Mit ein bisschen Wohlwollen lässt sich selbst dem akuten Mangel an Pädagogen noch etwas Positives abringen. "Das aktuell sehr große Stellenkontingent sorgt erneut für gute Berufsaussichten für angehende Lehrerinnen und Lehrer in fast allen Schularten", so formulierte es Baden-Württembergs Schulministerin Susanne Eisenmann (CDU) zu Beginn des neuen Schuljahres. Um dann immerhin einzuräumen, dass in diesem Jahr "besonders viel Kreativität und Einsatz" nötig gewesen seien, um die Stellen mit geeigneten Personen zu besetzen.
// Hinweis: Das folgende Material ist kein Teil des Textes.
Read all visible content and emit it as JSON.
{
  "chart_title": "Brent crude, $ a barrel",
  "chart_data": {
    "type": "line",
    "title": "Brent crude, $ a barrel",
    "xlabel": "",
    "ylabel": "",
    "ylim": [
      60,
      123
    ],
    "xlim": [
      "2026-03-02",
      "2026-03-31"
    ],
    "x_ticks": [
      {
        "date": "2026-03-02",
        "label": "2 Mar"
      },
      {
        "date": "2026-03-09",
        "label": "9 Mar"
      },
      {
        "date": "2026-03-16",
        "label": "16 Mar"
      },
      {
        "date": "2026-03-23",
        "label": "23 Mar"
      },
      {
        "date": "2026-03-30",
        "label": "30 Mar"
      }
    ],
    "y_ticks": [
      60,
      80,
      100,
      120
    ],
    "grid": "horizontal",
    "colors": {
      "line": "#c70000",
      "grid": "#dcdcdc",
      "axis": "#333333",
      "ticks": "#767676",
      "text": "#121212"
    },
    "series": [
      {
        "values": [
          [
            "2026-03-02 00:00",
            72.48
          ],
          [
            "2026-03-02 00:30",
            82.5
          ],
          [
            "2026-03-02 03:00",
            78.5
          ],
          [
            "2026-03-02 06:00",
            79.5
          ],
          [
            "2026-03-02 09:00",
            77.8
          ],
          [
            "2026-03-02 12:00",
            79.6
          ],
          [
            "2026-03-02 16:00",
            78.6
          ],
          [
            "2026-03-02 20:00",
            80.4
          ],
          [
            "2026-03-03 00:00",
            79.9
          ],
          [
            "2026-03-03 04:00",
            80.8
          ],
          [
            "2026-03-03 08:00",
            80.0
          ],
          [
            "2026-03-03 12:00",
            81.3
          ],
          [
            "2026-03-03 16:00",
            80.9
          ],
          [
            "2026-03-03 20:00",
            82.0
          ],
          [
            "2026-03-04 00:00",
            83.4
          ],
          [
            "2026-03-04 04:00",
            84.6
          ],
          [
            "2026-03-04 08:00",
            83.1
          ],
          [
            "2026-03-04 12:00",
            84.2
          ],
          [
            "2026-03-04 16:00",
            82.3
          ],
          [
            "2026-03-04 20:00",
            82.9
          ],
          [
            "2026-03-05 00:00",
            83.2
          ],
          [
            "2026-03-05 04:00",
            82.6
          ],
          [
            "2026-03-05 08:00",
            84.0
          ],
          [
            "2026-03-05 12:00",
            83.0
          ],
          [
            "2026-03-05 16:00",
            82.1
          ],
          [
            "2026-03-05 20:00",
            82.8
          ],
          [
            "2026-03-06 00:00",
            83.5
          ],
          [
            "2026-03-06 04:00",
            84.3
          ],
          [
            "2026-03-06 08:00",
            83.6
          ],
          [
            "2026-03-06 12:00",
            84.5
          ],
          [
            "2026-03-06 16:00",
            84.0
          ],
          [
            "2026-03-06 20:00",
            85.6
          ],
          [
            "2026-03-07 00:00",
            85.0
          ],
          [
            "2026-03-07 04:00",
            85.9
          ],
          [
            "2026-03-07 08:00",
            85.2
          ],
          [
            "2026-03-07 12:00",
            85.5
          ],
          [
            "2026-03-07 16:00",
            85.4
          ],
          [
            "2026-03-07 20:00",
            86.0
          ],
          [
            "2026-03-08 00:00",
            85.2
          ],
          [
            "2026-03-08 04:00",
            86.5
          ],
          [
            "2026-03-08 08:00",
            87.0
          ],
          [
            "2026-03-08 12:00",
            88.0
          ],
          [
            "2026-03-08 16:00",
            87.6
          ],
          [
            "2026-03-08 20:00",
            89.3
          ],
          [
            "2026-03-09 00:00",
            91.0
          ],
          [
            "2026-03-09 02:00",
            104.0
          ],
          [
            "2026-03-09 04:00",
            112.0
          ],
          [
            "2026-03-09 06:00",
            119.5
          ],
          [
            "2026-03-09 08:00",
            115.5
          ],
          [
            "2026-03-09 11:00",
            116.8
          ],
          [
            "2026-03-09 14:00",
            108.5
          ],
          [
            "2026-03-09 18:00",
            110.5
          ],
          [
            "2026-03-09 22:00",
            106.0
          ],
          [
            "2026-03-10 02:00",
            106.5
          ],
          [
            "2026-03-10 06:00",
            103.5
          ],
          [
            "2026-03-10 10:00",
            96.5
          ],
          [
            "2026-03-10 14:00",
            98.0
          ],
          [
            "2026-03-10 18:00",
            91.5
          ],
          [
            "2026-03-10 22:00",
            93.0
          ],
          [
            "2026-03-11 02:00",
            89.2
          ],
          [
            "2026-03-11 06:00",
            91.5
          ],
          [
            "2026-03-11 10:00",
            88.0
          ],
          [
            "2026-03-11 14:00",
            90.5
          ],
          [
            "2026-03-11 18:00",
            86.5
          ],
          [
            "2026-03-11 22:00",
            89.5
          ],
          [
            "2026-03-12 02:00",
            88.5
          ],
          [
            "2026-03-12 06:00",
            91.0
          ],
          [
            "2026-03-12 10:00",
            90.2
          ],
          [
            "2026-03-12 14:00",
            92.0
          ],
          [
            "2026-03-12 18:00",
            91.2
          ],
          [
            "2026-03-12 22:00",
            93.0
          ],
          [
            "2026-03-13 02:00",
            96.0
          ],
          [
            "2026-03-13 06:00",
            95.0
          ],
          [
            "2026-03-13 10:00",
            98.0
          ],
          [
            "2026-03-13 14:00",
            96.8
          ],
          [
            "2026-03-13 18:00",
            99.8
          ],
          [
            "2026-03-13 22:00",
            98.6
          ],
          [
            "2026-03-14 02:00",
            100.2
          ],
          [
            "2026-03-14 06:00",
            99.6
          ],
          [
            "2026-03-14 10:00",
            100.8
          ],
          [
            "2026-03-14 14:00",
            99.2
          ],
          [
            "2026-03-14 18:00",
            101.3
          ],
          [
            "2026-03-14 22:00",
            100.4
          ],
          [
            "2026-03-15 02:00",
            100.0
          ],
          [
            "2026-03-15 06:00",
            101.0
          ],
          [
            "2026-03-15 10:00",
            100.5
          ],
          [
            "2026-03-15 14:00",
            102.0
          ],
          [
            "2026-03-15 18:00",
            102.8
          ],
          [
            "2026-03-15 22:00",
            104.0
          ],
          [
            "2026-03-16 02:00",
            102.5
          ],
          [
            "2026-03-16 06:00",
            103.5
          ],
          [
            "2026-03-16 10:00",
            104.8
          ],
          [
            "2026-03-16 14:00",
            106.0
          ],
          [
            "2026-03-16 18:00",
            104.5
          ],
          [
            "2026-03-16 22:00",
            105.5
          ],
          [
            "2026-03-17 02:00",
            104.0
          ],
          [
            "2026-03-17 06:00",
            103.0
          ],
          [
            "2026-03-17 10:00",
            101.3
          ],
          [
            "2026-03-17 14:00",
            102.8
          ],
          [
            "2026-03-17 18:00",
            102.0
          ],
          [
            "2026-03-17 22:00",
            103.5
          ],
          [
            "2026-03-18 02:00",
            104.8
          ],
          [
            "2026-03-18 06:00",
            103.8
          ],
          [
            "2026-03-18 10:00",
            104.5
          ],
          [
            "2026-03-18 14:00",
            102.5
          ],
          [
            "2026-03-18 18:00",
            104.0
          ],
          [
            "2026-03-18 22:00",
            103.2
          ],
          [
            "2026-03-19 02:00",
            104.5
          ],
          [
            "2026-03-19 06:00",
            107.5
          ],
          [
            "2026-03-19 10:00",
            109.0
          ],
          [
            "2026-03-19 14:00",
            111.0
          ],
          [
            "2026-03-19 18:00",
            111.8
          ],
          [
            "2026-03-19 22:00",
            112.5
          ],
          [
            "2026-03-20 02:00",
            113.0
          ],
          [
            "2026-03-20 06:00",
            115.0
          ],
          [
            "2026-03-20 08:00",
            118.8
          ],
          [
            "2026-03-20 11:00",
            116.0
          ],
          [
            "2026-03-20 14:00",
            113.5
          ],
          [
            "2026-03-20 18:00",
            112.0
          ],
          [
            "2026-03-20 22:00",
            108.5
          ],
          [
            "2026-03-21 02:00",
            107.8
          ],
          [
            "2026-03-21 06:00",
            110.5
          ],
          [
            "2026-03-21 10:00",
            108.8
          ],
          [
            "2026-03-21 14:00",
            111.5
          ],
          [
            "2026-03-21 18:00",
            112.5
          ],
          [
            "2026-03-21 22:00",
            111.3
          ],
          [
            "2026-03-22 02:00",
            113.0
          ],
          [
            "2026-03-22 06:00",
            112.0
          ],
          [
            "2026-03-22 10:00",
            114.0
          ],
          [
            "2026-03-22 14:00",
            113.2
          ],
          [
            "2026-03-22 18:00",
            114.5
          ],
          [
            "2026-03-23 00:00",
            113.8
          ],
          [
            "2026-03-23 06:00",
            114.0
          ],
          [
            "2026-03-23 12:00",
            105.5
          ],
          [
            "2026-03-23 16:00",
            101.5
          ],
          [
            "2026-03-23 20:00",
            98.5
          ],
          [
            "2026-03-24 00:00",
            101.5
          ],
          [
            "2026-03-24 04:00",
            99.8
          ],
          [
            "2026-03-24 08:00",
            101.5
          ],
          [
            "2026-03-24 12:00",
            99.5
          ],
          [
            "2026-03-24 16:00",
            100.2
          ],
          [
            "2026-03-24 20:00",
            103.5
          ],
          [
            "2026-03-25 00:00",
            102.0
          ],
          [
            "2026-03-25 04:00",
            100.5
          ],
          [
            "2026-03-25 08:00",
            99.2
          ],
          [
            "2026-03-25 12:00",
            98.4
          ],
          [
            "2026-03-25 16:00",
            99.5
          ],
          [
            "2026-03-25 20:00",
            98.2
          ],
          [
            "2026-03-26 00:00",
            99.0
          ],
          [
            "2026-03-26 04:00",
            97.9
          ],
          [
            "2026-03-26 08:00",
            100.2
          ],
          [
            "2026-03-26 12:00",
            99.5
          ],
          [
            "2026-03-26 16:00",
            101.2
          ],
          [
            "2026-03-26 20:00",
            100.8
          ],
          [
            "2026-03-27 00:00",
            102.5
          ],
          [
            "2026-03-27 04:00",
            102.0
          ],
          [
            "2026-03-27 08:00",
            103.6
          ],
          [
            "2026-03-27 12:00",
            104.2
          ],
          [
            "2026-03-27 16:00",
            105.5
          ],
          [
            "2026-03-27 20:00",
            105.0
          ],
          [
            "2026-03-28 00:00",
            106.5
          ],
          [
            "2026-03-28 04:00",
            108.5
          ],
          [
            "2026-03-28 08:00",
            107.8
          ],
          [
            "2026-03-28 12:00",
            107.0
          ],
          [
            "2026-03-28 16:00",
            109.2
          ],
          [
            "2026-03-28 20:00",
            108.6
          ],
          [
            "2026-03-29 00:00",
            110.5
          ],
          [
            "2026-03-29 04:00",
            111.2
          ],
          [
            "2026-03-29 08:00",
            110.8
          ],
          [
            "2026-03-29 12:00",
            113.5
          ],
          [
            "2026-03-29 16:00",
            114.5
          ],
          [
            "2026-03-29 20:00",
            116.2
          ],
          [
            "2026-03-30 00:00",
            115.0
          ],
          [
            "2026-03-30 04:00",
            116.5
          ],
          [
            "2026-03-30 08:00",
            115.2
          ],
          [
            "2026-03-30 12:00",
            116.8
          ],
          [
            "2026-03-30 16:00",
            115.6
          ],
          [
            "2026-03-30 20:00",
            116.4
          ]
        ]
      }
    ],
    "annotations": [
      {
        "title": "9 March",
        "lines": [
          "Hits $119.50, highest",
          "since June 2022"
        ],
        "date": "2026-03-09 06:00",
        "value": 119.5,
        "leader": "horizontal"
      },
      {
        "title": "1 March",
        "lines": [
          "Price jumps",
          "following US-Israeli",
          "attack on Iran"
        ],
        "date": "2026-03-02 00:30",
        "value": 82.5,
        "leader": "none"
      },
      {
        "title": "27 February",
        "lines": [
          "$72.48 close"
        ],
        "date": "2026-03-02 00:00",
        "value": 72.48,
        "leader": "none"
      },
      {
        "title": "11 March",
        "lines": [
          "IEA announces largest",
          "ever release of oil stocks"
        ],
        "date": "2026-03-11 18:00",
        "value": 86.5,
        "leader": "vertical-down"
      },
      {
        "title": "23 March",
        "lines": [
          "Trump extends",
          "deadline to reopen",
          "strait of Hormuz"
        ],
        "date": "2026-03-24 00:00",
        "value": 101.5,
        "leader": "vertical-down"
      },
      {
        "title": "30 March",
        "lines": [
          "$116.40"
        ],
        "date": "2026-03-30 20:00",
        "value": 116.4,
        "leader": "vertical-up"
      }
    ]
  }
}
Man habe "alle Register gezogen", um die Lage zu entschärfen: Teilzeiterhöhungen, Versetzungen, Abordnungen, der Rückruf pensionierter Lehrer. Gereicht hat es nicht.
Über den Lehrermangel in Deutschland ist im Sommer viel diskutiert worden. Nach Ansicht der Gewerkschaft Erziehung und Wissenschaft (GEW) ist die Lage so "zugespitzt wie seit zehn Jahren nicht", der Verband Bildung und Erziehung (VBE) warnte, Deutschland steuere "sehenden Auges in einen pädagogischen Notstand". Bereits im Juli hatte die Bertelsmann-Stiftung in einer Studie einen künftigen "Schüler-Boom" prophezeit - und damit eine weitere Verschärfung der Lage.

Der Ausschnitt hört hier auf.